В первый раз произошло то, что привязало к нему бесповоротно, заставляло потом унижаться, терпеть, терпеть все. Потому что не насыщало, казалось, уже нет сил, уже невозможно больше, но новый день — и снова жажда повторения, любой ценой, и неожиданные воспоминания: на лекциях, в метро, дома. Вера называла это мое состояние ступором.
— Опять уставилась в пространство? Что это с тобой, милочка? Уж не задачки ли по теоретической механике покоя не дают? Было бы забавно.
— Какие новости в институте? — спросил, поглаживая мой живот. — У тебя удивительная кожа, она светится в темноте.
Я засыпала.
— Олега давно видела?
— Он забился в нору.
— Что это значит?
— Сидит на даче и вкалывает. На него находит. Он сейчас чем-то новым занимается. Говорит — мировое открытие.
— Ерунда, все мировые открытия уже сделаны.
— Он говорит, что ты король в этой области. Но если ты король, то зачем он старается. — Обняла, уткнулась в плечо. Первый крошечный шажок предательства — благодарность. Благодарность за то, что было, за то, что гладил нежно, что не забыл в Польше, где у него была страшная нагрузка. Сплошные выступления, сам рассказал.
— Наверное, теория групп, там я действительно король, это он справедливо заметил.
— А что такое теория групп?
— Разве вам на лекциях не рассказывали?
— Может быть, рассказывали, я ведь ничего не понимаю.
— Как же ты учишься?
— Олег помогает. А чего не понимаю — учу наизусть.

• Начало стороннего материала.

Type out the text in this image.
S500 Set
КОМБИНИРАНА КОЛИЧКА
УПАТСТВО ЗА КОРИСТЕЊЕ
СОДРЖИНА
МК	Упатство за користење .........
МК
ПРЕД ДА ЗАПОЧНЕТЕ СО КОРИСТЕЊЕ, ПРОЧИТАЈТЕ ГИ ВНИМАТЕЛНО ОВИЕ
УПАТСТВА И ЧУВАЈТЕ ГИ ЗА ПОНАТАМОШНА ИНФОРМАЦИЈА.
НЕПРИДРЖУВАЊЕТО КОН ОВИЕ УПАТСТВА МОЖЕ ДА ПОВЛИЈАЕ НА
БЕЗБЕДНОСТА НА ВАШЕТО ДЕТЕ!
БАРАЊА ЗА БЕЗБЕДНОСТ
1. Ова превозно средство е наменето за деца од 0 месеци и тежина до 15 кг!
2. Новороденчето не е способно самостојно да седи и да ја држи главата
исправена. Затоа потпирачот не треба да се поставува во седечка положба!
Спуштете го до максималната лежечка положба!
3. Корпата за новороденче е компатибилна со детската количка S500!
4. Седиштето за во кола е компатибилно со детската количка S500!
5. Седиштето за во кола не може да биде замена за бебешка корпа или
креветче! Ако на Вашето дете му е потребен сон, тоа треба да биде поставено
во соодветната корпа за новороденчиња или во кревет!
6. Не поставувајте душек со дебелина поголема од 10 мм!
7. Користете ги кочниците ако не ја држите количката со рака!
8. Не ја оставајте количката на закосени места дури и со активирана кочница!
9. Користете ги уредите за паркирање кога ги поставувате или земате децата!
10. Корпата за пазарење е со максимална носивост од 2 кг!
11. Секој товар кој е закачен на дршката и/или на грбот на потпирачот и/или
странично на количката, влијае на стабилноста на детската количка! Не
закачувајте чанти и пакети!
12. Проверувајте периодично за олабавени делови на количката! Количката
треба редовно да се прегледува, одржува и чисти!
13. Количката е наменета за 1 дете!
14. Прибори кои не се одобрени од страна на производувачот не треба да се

— Теперь я буду с тобой заниматься.
— Спасибо.
— Ты очень часто говоришь «спасибо». Не надо.
— Не буду. Расскажи о теории групп.
Я очень боялась, что он захочет встать: вспомнит о каком-нибудь неотложном деле или телефон позвонит, и все разрушится. Мне было очень хорошо возле его большого теплого тела.
— Расскажи, пожалуйста.
— Теория групп — это гармония. Это самое прекрасное, что создал человек.
— А кто придумал, ты?
— Нет. Был такой парень Галуа.
— Он на дуэли погиб.
— Совершенно верно. Положи головку вот так. Хорошо. Ужасно колючий плед.
— Ну и что Галуа?
— Он знал, что для квадратных уравнений есть готовая формула, дающая решение с помощью квадратного корня. Ты тоже должна это знать.
— Ну.
— …Тарталья, Абель… Почему для четвертой степени разрешимы, а для пятой неразрешимы. Ты спишь?
— Нет, нет. Что ты!
— Так вот, каждому уравнению ставится в соответствие группа Галуа.
Я играла с Арно, засовывала ему в пасть кулак. Было боязно и смешно. Арно вдруг сказал глухо, сдавленно: «Ты что, с ума сошла, я же задохнусь».
— Ты спишь?
— Нет, нет.
Очень хотелось рассказать сон. Смешно, что собака по-человечески заговорила.
— …Если группа Галуа относится к классу разрешимых Галуа, то уравнение разрешимо в радикалах, то есть существует готовая формула.
— Как здорово! Не нужно решать, просто посмотреть в книжке. А в чем твое открытие?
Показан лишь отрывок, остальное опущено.